THE FACE in Frankfurt changed yesterday, the tightrope remained as taut as ever.
Mario Draghi kept his balance on his first outing as president of the European Central Bank. After first announcing a surprise rate cut, he launched a stern defence of his financial fort’s independence against marauding monetary vandals, also known as politicians.
But he refused to address the question in the air since his appointment. How would he juggle the ECB’s prized principle of monetary independence with its new bond-buying pragmatism?

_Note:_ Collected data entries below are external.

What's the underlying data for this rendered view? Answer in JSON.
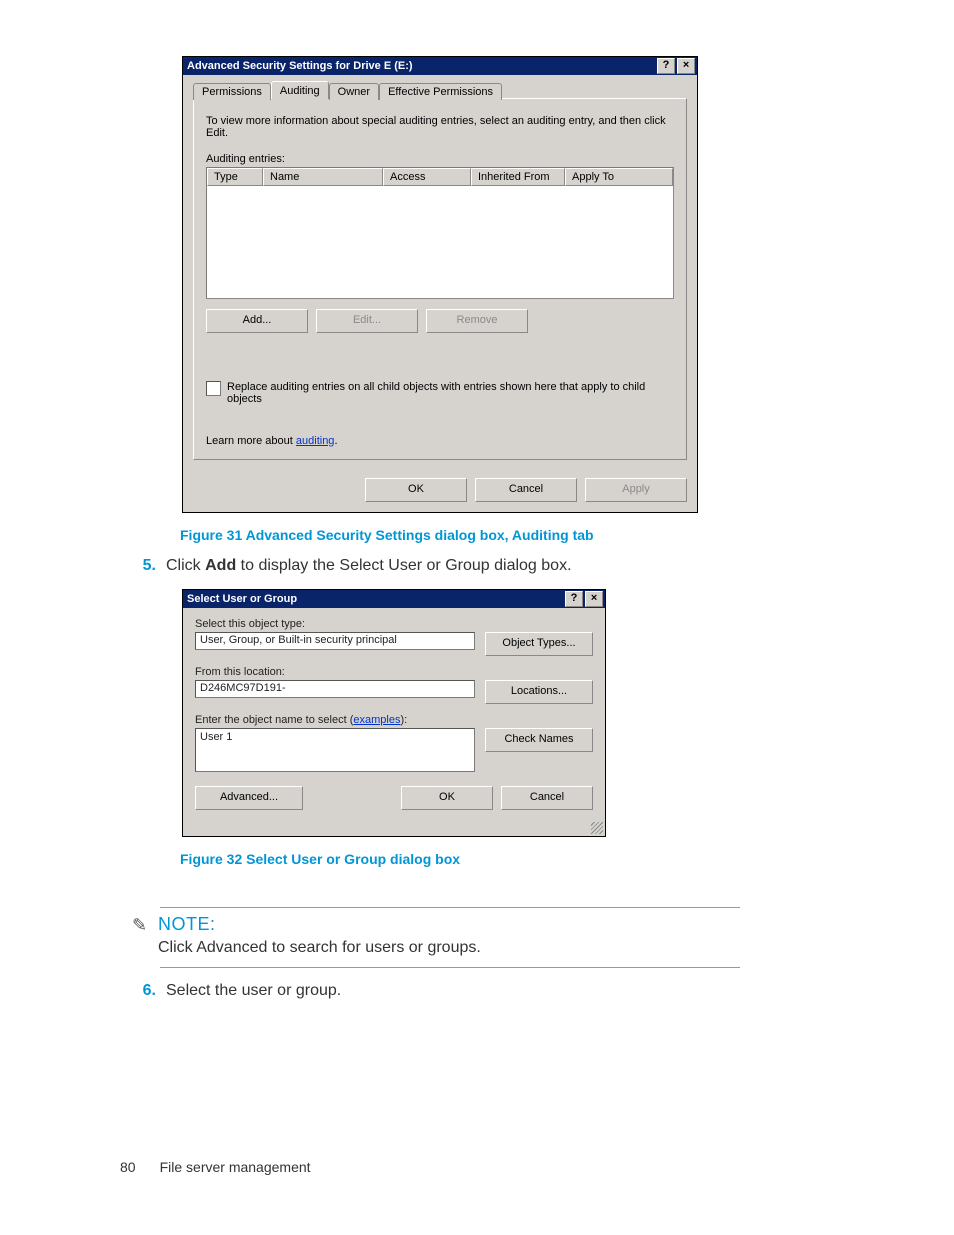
{
  "dialog1": {
    "title": "Advanced Security Settings for Drive E (E:)",
    "help_button": "?",
    "close_button": "×",
    "tabs": [
      "Permissions",
      "Auditing",
      "Owner",
      "Effective Permissions"
    ],
    "active_tab_index": 1,
    "instruction": "To view more information about special auditing entries, select an auditing entry, and then click Edit.",
    "entries_label": "Auditing entries:",
    "columns": [
      "Type",
      "Name",
      "Access",
      "Inherited From",
      "Apply To"
    ],
    "buttons": {
      "add": "Add...",
      "edit": "Edit...",
      "remove": "Remove"
    },
    "replace_text": "Replace auditing entries on all child objects with entries shown here that apply to child objects",
    "learn_prefix": "Learn more about ",
    "learn_link": "auditing",
    "footer": {
      "ok": "OK",
      "cancel": "Cancel",
      "apply": "Apply"
    }
  },
  "figure31": "Figure 31 Advanced Security Settings dialog box, Auditing tab",
  "step5": {
    "num": "5.",
    "pre": "Click ",
    "bold": "Add",
    "post": " to display the Select User or Group dialog box."
  },
  "dialog2": {
    "title": "Select User or Group",
    "help_button": "?",
    "close_button": "×",
    "object_type_label": "Select this object type:",
    "object_type_value": "User, Group, or Built-in security principal",
    "object_types_btn": "Object Types...",
    "location_label": "From this location:",
    "location_value": "D246MC97D191-",
    "locations_btn": "Locations...",
    "enter_label_pre": "Enter the object name to select (",
    "examples_link": "examples",
    "enter_label_post": "):",
    "enter_value": "User 1",
    "check_names_btn": "Check Names",
    "advanced_btn": "Advanced...",
    "ok_btn": "OK",
    "cancel_btn": "Cancel"
  },
  "figure32": "Figure 32 Select User or Group dialog box",
  "note": {
    "label": "NOTE:",
    "body": "Click Advanced to search for users or groups."
  },
  "step6": {
    "num": "6.",
    "body": "Select the user or group."
  },
  "footer": {
    "page": "80",
    "section": "File server management"
  }
}
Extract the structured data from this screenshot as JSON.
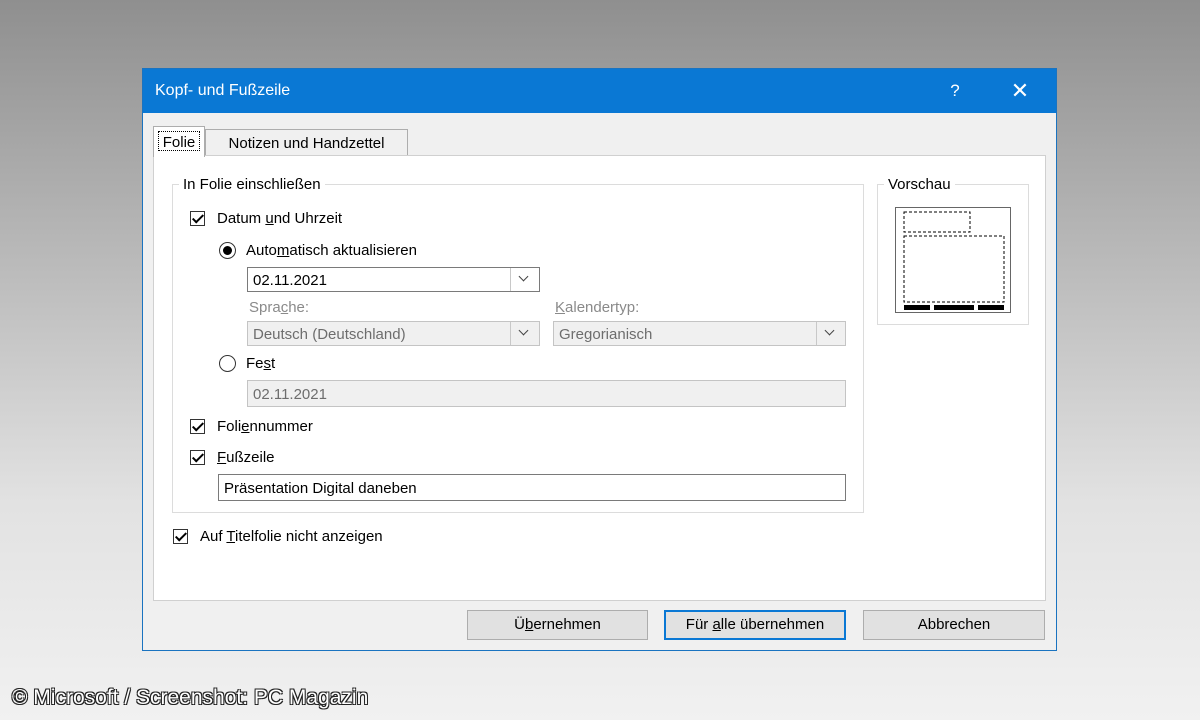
{
  "dialog": {
    "title": "Kopf- und Fußzeile",
    "help_glyph": "?",
    "close_glyph": "✕"
  },
  "tabs": [
    {
      "label": "Folie",
      "active": true
    },
    {
      "label": "Notizen und Handzettel",
      "active": false
    }
  ],
  "include_group": {
    "legend": "In Folie einschließen",
    "date_time": {
      "pre": "Datum ",
      "accel": "u",
      "post": "nd Uhrzeit",
      "checked": true
    },
    "auto_update": {
      "pre": "Auto",
      "accel": "m",
      "post": "atisch aktualisieren",
      "selected": true
    },
    "auto_date_value": "02.11.2021",
    "language": {
      "pre": "Spra",
      "accel": "c",
      "post": "he:",
      "value": "Deutsch (Deutschland)"
    },
    "calendar": {
      "pre": "",
      "accel": "K",
      "post": "alendertyp:",
      "value": "Gregorianisch"
    },
    "fixed": {
      "pre": "Fe",
      "accel": "s",
      "post": "t",
      "selected": false
    },
    "fixed_value": "02.11.2021",
    "slide_number": {
      "pre": "Foli",
      "accel": "e",
      "post": "nnummer",
      "checked": true
    },
    "footer": {
      "pre": "",
      "accel": "F",
      "post": "ußzeile",
      "checked": true
    },
    "footer_value": "Präsentation Digital daneben"
  },
  "title_slide": {
    "pre": "Auf ",
    "accel": "T",
    "post": "itelfolie nicht anzeigen",
    "checked": true
  },
  "preview": {
    "legend": "Vorschau"
  },
  "buttons": {
    "apply": {
      "pre": "Ü",
      "accel": "b",
      "post": "ernehmen"
    },
    "apply_all": {
      "pre": "Für ",
      "accel": "a",
      "post": "lle übernehmen"
    },
    "cancel": "Abbrechen"
  },
  "watermark": "© Microsoft / Screenshot: PC Magazin",
  "colors": {
    "titlebar": "#0a78d4",
    "dialog_bg": "#f0f0f0",
    "panel_bg": "#ffffff"
  }
}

“A full house,” remarked an Italian journalist, surveying the press room with satisfaction as the man of the moment arrived. Walking slowly to the podium, as if to the gallows, he wore a wan smile and a wary gaze as photographers jostled for the best shot.
What to expect from the new boy in town: an Italian-born, Jesuit-educated, US habilitated economist and former central banker?
With the precise alliteration of a management handbook, he announced crisply: “Continuity, credibility and consistency.”
But he made no attempt to mimic his silver-maned, silver-tongued Gallic predecessor. Instead, Draghi delivered answers that were brief to the point of curt and peppered with stock ECB waffle. His favourite cliche yesterday: “We never precommit.”
There’s a saying in Germany that the tone makes the music and, in Frankfurt yesterday, Draghi’s debut was definitely in a minor key. Again and again, the journalists posed essentially the same question to lure him out of the long grass. How would the ECB react to an exit of Greece from the club, as floated by Luxembourg’s Jean-Claude Juncker?
“That’s not in the treaty.”
Would he cave in to political pressure and buy more Italian bonds to control spreads? “We are not forced by anybody, we are independent. We make our own judgment,” he said icily. “That’s it.”
So he would maintain the anti-inflationary stance of his predecessor, in the Bundesbank tradition? “I have a great admiration for the tradition of the Bundesbank,” he said. “As for the future. Let me do the work and we’ll have periodic checks to see if I am in sync with that tradition or not.”
With Draghi unforthcoming, journalists put his deputy, Vitor Constancio, on the spot. What did he think of his new boss?
“The substance is the same,” he said. “Don’t forget, Mr Draghi has been a member of the governing council for many years. He’s totally embedded in what has been the approach of the governing council over the years.”
For the protesters at the “Occupy Frankfurt” camp, the embedded Draghi is part of the problem. They hung searching questions on poles around their 100 tents pitched between the ECB tower and Frankfurt opera house. “Money rules the world, but who rules money?” asked one hand-painted banner. “Turn finance sharks into fish fingers,” demanded another.